Maria, irmã de Marta e Lázaro, também é uma mulher comum, oferecendo hospitalidade a seu mestre, Jesus, e a outros discípulos (Mt 26: 6–13; Marcos 14: 3–11; João 12: 1–8). Mas ela fez um ato extraordinário: ela ungiu Jesus em preparação para seu sepultamento e reconhecimento de sua realeza. Seu discernimento teológico desse momento crítico quando Jesus enfrenta sua paixão é freqüentemente ignorado pela história com seu preconceito de gênero.
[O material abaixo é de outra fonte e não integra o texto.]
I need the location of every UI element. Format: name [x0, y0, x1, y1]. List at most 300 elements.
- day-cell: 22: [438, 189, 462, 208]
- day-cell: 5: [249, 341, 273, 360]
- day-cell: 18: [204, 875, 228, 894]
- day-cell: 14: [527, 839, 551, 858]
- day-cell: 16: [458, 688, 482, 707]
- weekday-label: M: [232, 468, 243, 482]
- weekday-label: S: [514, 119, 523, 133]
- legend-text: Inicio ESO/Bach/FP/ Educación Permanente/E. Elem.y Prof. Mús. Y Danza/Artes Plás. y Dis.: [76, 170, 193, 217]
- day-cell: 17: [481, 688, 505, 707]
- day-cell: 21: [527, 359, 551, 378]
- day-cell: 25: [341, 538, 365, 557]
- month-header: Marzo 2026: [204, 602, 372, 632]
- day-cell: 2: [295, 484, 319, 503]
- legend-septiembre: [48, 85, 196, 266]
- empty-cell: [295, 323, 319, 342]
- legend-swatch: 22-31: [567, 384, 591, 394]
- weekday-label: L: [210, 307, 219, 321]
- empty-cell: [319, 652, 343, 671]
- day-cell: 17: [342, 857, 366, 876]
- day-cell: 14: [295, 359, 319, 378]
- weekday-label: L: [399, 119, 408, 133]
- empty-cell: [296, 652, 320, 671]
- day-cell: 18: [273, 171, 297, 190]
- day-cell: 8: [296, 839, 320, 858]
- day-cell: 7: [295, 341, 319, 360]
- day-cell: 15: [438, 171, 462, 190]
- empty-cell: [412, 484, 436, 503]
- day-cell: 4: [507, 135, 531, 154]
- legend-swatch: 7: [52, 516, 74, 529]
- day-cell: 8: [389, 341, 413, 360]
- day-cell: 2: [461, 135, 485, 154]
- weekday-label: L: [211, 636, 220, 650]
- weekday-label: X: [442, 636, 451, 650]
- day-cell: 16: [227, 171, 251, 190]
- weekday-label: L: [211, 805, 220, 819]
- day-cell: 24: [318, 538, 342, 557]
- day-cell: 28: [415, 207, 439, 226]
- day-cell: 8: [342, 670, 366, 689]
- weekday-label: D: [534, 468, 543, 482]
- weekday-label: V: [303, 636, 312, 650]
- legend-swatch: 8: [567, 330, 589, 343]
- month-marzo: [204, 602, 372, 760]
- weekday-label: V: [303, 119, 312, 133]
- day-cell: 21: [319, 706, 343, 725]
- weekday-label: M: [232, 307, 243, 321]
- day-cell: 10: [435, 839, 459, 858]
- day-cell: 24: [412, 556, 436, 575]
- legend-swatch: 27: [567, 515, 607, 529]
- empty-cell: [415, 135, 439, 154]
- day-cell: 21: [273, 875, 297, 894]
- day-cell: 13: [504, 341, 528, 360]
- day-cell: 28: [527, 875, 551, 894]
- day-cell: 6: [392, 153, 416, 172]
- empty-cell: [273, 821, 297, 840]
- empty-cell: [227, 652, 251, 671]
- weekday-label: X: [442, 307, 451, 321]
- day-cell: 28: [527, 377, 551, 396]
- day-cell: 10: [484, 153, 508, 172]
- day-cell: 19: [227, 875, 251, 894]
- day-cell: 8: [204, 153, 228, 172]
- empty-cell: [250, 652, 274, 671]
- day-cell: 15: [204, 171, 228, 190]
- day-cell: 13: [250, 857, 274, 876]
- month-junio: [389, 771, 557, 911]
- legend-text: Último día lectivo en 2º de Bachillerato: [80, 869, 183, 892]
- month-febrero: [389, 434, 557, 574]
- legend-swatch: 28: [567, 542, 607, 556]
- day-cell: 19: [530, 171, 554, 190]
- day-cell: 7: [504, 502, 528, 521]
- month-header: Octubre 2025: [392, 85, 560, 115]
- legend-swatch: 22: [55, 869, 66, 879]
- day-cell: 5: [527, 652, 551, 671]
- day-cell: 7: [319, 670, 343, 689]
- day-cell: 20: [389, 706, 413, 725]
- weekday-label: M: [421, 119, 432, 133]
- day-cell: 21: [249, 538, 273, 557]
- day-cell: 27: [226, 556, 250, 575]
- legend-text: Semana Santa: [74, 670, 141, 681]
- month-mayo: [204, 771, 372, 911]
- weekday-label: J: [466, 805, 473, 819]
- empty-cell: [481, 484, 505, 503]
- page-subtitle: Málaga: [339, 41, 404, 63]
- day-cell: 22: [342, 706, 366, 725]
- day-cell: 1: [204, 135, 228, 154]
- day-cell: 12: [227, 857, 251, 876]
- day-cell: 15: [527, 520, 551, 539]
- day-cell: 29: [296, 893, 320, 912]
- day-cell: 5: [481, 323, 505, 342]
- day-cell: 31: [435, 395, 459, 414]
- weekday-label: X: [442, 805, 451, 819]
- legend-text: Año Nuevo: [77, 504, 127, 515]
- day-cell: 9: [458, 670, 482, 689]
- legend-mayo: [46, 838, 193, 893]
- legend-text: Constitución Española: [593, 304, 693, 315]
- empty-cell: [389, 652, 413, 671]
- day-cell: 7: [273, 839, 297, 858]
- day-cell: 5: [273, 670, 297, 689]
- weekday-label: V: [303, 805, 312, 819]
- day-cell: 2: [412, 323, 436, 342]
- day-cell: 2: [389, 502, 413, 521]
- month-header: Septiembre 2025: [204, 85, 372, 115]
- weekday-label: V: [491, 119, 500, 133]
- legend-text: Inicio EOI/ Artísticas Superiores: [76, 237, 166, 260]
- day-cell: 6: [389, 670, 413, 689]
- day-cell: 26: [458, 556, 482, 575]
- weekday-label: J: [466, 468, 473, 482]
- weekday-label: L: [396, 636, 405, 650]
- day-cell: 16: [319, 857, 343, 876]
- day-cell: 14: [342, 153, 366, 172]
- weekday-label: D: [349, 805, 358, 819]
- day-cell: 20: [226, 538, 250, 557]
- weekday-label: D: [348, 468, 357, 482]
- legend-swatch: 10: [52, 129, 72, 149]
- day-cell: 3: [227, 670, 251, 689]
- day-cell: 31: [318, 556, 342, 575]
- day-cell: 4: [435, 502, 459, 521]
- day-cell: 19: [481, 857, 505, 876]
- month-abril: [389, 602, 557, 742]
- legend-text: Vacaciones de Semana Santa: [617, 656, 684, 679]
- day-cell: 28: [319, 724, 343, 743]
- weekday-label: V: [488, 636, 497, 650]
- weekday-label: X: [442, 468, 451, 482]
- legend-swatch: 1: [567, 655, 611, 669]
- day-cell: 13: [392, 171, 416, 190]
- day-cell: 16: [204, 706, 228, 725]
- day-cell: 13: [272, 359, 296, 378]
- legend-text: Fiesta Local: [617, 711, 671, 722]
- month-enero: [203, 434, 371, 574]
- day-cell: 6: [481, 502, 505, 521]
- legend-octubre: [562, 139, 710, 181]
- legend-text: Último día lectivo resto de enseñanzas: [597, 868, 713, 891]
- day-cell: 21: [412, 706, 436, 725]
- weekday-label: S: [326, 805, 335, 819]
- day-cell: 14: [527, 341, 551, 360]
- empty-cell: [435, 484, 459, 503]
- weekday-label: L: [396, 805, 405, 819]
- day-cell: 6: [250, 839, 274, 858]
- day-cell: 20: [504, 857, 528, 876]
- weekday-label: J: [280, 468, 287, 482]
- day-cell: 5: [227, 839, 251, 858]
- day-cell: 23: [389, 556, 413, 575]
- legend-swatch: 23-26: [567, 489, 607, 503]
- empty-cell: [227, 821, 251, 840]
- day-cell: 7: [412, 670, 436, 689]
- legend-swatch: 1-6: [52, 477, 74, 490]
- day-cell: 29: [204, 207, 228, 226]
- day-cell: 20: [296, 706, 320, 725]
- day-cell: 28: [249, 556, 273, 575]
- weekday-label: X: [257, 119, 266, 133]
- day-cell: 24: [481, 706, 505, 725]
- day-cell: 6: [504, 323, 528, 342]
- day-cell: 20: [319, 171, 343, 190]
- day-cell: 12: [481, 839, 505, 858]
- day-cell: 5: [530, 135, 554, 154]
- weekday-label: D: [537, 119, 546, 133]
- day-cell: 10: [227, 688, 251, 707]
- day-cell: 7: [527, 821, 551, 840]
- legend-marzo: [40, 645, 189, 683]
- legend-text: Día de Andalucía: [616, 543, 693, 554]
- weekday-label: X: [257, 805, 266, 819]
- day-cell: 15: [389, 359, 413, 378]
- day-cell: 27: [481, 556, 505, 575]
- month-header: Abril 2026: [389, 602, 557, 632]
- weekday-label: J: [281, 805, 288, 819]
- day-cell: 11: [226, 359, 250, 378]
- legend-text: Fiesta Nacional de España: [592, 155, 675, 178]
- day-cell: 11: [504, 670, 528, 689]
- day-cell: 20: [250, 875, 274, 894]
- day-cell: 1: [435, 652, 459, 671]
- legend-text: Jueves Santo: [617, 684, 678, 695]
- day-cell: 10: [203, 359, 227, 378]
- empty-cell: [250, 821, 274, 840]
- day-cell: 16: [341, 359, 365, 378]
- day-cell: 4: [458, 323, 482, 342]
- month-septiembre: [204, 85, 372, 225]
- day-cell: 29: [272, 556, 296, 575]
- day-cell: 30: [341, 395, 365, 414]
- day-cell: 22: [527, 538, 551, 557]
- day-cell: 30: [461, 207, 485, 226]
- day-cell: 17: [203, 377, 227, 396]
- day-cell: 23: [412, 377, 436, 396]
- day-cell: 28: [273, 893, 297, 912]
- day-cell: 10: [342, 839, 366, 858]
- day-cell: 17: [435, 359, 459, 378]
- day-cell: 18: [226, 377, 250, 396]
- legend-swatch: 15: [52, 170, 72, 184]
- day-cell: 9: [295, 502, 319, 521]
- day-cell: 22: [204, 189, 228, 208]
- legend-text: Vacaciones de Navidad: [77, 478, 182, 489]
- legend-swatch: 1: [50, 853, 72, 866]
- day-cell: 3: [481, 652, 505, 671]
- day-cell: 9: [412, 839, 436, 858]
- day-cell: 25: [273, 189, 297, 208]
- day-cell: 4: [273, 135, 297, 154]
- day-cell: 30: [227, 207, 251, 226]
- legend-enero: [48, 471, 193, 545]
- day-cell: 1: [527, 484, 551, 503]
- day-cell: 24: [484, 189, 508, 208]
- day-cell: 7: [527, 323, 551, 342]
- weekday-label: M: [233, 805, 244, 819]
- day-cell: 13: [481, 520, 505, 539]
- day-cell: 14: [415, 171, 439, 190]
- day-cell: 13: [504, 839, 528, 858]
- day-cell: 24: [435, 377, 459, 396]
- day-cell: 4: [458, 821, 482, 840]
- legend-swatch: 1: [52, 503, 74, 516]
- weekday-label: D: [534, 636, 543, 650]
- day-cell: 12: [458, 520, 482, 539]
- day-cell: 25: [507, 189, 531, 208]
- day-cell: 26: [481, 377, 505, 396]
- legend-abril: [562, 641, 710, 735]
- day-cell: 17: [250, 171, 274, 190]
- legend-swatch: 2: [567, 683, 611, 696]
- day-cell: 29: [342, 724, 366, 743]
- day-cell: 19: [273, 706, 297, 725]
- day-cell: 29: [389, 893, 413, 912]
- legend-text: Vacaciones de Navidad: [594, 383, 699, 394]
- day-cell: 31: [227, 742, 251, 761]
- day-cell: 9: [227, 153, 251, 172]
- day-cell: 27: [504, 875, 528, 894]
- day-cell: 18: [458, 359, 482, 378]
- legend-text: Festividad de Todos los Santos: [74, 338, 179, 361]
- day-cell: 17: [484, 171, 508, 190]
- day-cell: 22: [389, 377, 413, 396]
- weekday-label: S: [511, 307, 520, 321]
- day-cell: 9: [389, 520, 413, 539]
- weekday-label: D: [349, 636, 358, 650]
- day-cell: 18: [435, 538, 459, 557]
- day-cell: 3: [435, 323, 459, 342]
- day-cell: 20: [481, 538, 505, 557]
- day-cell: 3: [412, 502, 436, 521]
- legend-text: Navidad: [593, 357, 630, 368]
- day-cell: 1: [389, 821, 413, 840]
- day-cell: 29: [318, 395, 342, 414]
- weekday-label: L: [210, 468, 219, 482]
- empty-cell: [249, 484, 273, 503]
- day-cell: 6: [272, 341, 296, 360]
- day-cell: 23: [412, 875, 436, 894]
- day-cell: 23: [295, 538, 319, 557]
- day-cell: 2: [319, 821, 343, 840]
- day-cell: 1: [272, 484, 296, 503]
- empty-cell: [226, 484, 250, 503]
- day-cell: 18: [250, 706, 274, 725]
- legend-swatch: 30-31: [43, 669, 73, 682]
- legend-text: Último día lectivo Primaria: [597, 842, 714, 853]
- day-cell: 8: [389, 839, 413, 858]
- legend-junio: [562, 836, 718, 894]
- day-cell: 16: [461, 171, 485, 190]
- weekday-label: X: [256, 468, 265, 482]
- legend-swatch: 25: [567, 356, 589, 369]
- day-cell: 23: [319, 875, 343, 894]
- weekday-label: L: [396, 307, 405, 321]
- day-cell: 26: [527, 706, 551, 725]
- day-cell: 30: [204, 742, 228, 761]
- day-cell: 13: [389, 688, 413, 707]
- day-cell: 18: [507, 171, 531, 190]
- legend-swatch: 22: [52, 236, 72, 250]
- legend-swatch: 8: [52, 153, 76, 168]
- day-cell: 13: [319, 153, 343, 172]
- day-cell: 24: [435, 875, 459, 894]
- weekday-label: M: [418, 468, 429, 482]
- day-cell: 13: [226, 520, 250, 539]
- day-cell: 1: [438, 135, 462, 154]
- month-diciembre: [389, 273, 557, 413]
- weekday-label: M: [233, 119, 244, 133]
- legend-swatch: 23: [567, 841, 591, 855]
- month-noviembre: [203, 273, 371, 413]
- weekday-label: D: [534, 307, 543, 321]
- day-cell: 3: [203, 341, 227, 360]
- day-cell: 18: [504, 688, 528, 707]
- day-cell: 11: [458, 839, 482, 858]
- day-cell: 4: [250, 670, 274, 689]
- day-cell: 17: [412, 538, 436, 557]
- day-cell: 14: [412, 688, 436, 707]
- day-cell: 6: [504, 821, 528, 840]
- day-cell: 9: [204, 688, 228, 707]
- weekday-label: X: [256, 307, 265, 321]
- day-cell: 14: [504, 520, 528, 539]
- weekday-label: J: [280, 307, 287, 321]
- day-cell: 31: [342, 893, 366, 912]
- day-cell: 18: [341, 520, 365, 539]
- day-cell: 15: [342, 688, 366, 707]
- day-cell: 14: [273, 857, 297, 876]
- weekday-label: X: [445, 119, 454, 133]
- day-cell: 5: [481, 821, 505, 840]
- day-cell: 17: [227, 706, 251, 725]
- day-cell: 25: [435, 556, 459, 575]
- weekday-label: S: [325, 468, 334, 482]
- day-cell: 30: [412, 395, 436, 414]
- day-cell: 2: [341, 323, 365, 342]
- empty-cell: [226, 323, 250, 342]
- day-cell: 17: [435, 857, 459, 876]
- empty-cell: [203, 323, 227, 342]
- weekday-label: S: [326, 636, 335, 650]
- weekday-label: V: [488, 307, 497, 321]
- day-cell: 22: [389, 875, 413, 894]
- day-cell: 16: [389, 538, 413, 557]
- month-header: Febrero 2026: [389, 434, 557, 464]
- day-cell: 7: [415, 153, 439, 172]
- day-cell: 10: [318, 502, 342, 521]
No entanto, o evento revela as profundas convicções religiosas das mulheres antigas e sua coragem para agir de acordo com elas.

Referências

1. Esta visão é especialmente importante para o estudo das mulheres cristãs, cujas preferências tradicionais de modéstia devem ser vistas como escolhas reais, não apenas capitulação ao patriarcado.

2. Além disso, as mulheres no primeiro século tinham mais opções baseadas na altamente valorizada virtude romana da indústria.

3. CIL VI.22560. Tradução em Lefkowitz e Fant, Women’s Life in Greece and Rome , 207.

4. ILS 8393. Traduzido por E. Wistrand em Lefkowitz e Fant, Women’s Life in Greece and Rome , 135-39.

5. Sobre o patrocínio de Lívia, ver Cassius Dio, Hist. ROM. 56,46,1–3,58,2; Suetônio, Galba 5; Otho 1; Tácito, Ann1,73; ver também Josefo, Ant. 17.1.1.

6. CIL X.813. Tradução em Mary R. Lefkowitz e Maureen B. Fant, Women’s Life in Greece andRome: A Source Book in Translation , 3rd ed. (Baltimore: Johns Hopkins University Press, 2005), 159.
7. Para uma discussão sobre Maria de Magdala, ver Cohick, Women in the World of the Earliest Christians , 494-98.